Föderalismus

Fusion, nein Danke!

Die Linkspartei in Brandenburg wirbt auf einem Plakat mit der Eigenständigkeit des Bundeslandes.
Die Linkspartei in Brandenburg wirbt mit der Eigenständigkeit des Bundeslandes. © picture-alliance/dpa
Von Andreas Baum · 10.11.2014
25 Jahre nach dem Mauerfall scheinen die ostdeutschen Bundesländer in ihrer Identität gefestigt zu sein. Dennoch denkt der eine oder andere Politiker über eine Länderfusion nach, etwa von Berlin und Brandenburg. Wirksames Mittel oder droht ein finanzieller Placebo-Effekt?
Besonders verführerisch ist die Idee der Länderfusionen immer dann, wenn es ums Geld geht: Würden sie doch die Finanzbeziehung der Länder untereinander sehr erleichtern. Dies gilt vor allem für Stadtstaaten. Sie bekommen besondere Zuwendungen, wegen der vielen Pendler, die zwar im Staatstaat arbeiten, dort nicht aber wohnen.
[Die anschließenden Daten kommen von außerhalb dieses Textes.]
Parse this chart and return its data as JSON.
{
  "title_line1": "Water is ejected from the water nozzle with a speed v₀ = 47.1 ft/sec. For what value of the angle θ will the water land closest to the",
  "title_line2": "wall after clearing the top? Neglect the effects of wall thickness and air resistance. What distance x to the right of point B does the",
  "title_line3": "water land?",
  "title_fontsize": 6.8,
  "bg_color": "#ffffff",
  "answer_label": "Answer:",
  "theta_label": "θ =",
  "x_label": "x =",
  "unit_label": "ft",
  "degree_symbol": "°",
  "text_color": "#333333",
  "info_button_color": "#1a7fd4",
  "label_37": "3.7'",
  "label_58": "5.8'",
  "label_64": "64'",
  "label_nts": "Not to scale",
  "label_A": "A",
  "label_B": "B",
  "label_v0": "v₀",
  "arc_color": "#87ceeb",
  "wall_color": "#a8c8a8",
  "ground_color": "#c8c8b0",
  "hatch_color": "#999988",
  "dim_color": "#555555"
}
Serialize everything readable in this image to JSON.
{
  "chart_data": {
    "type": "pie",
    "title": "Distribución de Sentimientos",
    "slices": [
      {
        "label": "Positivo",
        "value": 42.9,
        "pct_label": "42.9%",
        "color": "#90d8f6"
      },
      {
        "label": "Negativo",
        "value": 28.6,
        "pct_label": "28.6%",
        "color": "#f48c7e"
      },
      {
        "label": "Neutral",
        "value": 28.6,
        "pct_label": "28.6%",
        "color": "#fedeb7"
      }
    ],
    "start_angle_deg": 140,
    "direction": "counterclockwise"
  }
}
Deshalb mögen föderale Finanzpolitiker Stadtstaaten nicht – und würden sie am liebsten abzuschaffen.
Durch eine Fusion Berlins mit Brandenburgs etwa, sagt der Darmstädter Politikwissenschaftler Arthur Benz, würde sich die Metropole lediglich das ihr zustehende Umland einverleiben, und zwar mit Recht.
"Das macht meines Erachtens auch durchaus Sinn, weil die Stadtstaaten sehr mit ihrem Umland verflochten sind und außerdem gibt es da ein spezielles Problem im Finanzausgleich durch die besondere Gewichtung der Einwohner bei der Berechnung der Finanzbedarfe."
Fusionskandidaten sind hoch verschuldet
Denn Steuern zahlen die Deutschen seit 1969 dort, wo sie wohnen – nicht aber, wo sie arbeiten, also ihr Geld erwirtschaften. Fusionen, die der Stadtstaaterei ein Ende setzen, wären gerechter – sie sind aber unwahrscheinlich, denn die Bewohner der Länder, die es betrifft, müssten zustimmen.
"Die Menschen, die befürchten müssen, dass sie Altlasten von einem anderen Land übernehmen müssen, die werden möglicherweise nicht dazu bereit sein."
Die meisten Fusionskandidaten sind hoch verschuldet. Weshalb Fusionen vor allem für die Länder sinnvoll sind, die ihre Schulden damit auf die Bewohner des Nachbarlandes abwälzen könnten.
"Das betrifft zum Beispiel auch das Saarland."
Sabine Kropp, Föderalismusexpertin an der Freien Universität Berlin.
"Deswegen glaube ich, ist eine Fusion erst dann überhaupt denkbar, wenn es zu einer Altschuldenregelung kommt, mit der der hohe Schuldenstand einzelner Bundesländer reguliert wird."
Landesgröße als Argument?
Von der aber sind die Länder weit entfernt. Ein weiteres Hindernis sind die Bewohner der kleinen Staaten selbst. Henning Scherf, langjähriger Bürgermeister der Freien Hansestadt Bremen, wehrt sich mit Händen und Füßen gegen eine Vereinigung mit Niedersachsen.
"Wenn wir alleine wären, wir Bremer, wenn wir Monaco wären, wir würden viel besser klar kommen. Unser Problem ist nicht, dass wir finanzschwach sind, sondern wir sind ganz starke Plätze."
Überhaupt scheint Größe für die kleinen Länder kein Argument zu sein. So sieht es auch Bernhard Vogel, der in zwei kleineren Ländern Ministerpräsident war, erst in Rheinland-Pfalz, dann in Thüringen.
"Sie können auch Schweden und Dänemark und Finnland zusammenlegen, um ein Land mittlerer Größenordnung zu bekommen. Darauf kommt niemand. Und es kommt auch niemand darauf, Vermont in den Vereinigten Staaten aufzulösen, nur weil Kalifornien Vierzig Mal so groß ist."
Viele Politikwissenschaftler vergleichen die Versuche, Länder zu fusionieren, daher mit weißer Salbe, die keine Wirkung hat, solange sie die Ungleichgewichte im föderalen Staat nicht beseitigt.